– No. Mi hijo me lo contó. Que le preguntó por la foto.
– No quería preguntártelo a ti. Pensé que, a lo mejor, era el novio de Ann.
– Ya -dijo Jimmy, sin importarle para nada la infidelidad. Señaló al hombre de la foto-. Le dijo al crío que necesitaba una foto para enviársela a su mamá.
Le tembló el pecho al respirar. Miró la foto de su mujer muerta y los ojos rojos volvieron a llorar. Sonrió, desolado.
– Jimmy -dijo Maureen, volviendo a insistir-, ¿por qué querría Ann una foto de ese niño en concreto? ¿Estaba especialmente orgullosa de él?
– No.
Jimmy se levantó despacio, con una mano debajo del cigarro para que la ceniza no cayera al suelo. Trajo de la cocina un platillo roto para usarlo como cenicero. Maureen lo cogió y apagó su cigarro, dejando el mechero de Vik debajo de la pata de la silla, sin que nadie la viera.
– ¿Te dijo el niño cuándo hicieron la foto? -preguntó.
Jimmy volvió a sentarse.
– Era el último día de clase antes de las vacaciones de Navidad. Mire, ahí se ve la tarjeta que hizo para mí -dijo, señalando la tarjeta roja y blanca que el niño llevaba en la mano.
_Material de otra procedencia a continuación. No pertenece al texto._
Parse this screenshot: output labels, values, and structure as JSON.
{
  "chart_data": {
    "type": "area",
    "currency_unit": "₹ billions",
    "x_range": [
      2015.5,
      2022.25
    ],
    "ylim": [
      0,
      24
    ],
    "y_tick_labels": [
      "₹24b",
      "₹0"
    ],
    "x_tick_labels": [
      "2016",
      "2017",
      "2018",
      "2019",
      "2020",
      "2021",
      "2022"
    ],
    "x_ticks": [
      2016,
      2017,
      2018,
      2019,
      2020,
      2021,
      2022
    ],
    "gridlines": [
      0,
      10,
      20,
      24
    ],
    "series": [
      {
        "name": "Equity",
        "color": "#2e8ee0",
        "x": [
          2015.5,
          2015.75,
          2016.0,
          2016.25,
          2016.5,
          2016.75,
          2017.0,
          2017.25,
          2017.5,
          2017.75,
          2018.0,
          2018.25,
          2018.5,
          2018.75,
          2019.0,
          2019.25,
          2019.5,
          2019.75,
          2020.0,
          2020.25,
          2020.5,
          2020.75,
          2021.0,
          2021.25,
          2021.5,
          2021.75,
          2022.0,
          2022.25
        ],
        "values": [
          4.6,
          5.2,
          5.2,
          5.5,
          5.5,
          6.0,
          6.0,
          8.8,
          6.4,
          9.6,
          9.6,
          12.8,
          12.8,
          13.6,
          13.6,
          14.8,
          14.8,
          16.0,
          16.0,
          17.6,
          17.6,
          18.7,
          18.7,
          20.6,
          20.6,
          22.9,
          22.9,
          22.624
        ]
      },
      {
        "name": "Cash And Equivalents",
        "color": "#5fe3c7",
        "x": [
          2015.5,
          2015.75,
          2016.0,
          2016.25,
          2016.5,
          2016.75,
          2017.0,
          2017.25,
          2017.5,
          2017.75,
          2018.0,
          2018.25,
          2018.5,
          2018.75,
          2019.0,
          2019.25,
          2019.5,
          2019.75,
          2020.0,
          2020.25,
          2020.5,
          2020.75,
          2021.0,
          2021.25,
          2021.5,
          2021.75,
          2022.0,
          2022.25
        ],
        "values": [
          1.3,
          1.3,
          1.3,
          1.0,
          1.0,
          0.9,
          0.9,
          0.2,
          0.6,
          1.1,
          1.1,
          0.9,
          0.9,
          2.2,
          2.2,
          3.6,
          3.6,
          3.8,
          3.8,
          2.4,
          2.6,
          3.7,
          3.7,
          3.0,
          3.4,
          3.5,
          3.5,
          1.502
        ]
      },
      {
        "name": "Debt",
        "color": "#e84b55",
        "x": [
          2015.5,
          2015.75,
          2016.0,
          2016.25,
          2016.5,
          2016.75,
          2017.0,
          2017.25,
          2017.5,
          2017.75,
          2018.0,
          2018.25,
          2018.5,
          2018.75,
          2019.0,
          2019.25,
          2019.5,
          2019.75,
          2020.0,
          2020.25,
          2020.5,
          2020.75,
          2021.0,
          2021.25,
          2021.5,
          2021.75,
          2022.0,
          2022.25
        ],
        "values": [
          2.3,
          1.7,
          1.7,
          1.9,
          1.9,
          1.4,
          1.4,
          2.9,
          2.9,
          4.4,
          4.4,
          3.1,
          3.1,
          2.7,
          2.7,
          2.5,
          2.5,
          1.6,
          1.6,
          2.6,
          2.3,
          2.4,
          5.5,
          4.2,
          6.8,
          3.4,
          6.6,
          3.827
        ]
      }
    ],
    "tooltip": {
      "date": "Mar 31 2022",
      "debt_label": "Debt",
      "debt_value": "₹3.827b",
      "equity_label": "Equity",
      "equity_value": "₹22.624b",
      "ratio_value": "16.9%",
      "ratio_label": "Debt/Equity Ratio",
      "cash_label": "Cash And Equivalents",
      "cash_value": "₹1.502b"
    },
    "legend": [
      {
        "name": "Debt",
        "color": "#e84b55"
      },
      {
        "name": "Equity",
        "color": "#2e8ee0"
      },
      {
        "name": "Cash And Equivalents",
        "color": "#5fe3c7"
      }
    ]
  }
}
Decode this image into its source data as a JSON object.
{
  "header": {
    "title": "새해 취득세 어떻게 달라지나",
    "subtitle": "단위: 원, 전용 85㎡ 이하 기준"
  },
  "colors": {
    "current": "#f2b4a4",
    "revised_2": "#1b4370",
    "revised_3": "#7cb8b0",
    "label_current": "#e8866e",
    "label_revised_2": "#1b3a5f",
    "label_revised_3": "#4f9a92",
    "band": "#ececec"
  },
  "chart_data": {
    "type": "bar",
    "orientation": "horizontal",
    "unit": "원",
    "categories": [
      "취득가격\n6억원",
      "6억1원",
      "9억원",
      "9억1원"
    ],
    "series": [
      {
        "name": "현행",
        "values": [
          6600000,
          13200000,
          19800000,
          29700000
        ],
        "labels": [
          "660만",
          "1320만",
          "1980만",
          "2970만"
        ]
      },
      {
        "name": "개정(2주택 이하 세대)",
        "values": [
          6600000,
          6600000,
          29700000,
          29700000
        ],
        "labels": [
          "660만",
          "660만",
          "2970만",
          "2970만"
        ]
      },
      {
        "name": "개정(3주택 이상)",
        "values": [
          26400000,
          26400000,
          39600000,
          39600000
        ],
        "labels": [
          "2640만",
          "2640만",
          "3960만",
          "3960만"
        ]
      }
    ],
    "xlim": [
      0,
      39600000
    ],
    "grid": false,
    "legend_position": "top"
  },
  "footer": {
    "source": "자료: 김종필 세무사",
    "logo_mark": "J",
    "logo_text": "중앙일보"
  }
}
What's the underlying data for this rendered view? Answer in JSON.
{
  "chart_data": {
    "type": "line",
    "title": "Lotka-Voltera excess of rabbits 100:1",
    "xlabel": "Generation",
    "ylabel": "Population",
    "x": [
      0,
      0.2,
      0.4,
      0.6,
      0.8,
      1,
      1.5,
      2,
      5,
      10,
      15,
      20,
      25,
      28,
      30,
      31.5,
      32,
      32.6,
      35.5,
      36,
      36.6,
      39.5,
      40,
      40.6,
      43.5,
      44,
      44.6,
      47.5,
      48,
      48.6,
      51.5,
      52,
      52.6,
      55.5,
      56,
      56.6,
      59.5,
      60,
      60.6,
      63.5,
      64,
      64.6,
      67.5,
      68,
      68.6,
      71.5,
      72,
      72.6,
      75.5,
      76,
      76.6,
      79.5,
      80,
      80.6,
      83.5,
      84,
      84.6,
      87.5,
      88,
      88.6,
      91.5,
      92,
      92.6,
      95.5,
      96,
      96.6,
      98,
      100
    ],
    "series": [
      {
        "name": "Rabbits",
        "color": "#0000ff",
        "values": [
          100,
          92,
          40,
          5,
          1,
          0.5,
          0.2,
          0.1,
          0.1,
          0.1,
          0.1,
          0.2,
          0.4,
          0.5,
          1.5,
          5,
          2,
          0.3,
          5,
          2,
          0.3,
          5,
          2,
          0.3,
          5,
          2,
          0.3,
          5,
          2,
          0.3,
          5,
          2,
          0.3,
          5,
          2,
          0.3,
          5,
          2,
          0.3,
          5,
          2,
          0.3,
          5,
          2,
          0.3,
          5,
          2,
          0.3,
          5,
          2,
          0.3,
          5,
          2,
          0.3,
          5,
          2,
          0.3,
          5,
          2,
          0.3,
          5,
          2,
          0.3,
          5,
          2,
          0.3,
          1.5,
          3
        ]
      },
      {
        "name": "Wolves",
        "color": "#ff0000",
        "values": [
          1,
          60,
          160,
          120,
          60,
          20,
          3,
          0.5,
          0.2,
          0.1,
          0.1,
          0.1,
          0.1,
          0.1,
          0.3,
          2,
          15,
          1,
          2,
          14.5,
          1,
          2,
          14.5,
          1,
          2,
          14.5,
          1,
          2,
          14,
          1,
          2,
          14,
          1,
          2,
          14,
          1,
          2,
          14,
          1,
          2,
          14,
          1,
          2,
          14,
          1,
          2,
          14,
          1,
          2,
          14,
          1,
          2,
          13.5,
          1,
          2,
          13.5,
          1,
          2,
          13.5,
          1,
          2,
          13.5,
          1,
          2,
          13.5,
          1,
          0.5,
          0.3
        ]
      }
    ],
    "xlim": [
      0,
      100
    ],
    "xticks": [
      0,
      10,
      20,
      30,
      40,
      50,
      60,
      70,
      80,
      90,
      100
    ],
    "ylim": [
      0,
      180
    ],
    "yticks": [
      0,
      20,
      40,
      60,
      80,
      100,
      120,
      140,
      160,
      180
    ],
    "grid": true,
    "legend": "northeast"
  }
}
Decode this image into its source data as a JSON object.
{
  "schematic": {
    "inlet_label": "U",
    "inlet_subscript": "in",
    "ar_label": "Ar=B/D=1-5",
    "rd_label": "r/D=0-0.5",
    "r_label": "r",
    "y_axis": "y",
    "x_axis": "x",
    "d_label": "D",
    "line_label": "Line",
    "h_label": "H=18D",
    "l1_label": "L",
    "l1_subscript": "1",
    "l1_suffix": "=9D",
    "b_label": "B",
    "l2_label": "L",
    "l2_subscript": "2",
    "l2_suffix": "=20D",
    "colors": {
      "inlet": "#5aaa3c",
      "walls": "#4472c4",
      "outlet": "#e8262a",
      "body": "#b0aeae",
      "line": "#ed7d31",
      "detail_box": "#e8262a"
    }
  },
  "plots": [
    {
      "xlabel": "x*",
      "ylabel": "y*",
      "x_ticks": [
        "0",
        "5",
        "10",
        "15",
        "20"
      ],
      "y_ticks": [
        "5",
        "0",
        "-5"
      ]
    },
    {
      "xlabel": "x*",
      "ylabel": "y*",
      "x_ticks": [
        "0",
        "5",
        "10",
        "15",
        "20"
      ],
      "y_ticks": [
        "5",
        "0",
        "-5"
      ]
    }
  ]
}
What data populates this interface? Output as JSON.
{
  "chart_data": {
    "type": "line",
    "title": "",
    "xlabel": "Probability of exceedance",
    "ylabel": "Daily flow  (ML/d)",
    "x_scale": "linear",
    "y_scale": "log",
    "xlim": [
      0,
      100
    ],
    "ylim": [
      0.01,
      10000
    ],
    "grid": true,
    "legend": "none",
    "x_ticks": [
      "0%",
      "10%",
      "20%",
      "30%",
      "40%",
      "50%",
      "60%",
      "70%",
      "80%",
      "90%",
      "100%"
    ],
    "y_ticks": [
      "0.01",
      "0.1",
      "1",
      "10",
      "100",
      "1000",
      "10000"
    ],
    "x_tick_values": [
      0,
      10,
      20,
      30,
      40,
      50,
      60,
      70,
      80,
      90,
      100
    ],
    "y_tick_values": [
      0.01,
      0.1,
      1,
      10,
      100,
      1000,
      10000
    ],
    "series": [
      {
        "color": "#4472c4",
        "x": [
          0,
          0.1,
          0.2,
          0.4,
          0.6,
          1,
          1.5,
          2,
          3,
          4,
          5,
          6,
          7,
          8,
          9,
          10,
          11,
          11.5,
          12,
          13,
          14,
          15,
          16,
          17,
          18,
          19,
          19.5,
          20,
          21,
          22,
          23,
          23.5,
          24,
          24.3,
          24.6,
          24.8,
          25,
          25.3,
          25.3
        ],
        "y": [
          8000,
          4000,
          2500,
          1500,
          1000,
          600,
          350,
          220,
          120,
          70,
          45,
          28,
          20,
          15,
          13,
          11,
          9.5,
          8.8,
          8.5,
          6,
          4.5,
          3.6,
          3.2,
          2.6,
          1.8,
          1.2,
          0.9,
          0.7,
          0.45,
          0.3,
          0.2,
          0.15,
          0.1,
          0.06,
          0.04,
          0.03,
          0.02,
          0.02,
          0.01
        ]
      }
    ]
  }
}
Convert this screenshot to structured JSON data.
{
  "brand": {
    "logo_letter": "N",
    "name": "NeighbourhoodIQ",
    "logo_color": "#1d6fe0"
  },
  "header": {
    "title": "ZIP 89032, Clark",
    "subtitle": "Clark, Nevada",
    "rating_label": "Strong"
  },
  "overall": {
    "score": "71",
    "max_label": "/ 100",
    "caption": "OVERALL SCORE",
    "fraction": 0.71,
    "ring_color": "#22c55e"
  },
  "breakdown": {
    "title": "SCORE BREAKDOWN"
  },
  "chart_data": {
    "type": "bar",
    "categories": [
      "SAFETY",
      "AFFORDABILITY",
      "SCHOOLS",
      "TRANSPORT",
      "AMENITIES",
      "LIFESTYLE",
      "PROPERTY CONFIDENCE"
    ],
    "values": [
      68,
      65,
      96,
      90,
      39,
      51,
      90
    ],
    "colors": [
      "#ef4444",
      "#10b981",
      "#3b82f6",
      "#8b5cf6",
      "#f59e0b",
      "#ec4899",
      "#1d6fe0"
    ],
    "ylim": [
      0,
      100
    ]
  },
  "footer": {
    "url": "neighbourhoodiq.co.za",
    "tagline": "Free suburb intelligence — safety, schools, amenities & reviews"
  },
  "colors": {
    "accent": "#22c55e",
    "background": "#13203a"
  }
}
– ¿El último día de clase? ¿Qué día sería, el 21 de diciembre?
– Sí.
– Jimmy, ¿me harás un favor? Quiero que vayas mañana a preguntar si alguien ha cobrado hoy el dinero de los niños. ¿Lo harás?
– Vale.
– Este es el número de mi busca -lo copió del folleto en el reverso de un billete de autobús y se lo dio-. ¿Me llamarás y me dejarás un mensaje si te dicen algo? Una mujer te preguntará qué mensaje quieres dejar, tú se lo dices y a mí me aparece escrito aquí -dijo, enseñándole el busca, y volvió a guardarse la Polaroid en el bolsillo.
Leslie dio un paso adelante con un número de teléfono escrito en el interior de un paquete de tabaco.
– Este es el número de mi madre -dijo dándole el paquete, y Maureen se dio cuenta de que no le daba el suyo particular.
– La hija de Isa, ¿eh? -dijo Jimmy.
– Sí.
– Eres su orgullo y su alegría. Me gusta tu madre. Isa. Una buena persona. Amable.
Jimmy hablaba más alto y más deprisa, derecho a otro ataque de lágrimas. Unos golpes en las escaleras les llamaron la atención. Jimmy se limpió la cara, secándose las lágrimas y apartándose el pelo negro de la cara. El hijo mayor apareció en la puerta del salón, llevaba un jersey encima del pijama gastado. Arrastraba unos calcetines grises de la escuela. Leslie retrocedió y se apoyó en el marco de la puerta, como si el pequeño la hubiera asustado.
– ¿Quién es, papá? -dijo el niño, sin mirar a Leslie o a Maureen. Sólo quería que su padre le dijera que todo estaba bien.
Jimmy abrió los brazos.
– Todo está bien, hijo -dijo, cariñosamente, y el niño corrió hacia él, se subió encima de su rodilla y se agarró con los brazos alrededor del cuello de Jimmy.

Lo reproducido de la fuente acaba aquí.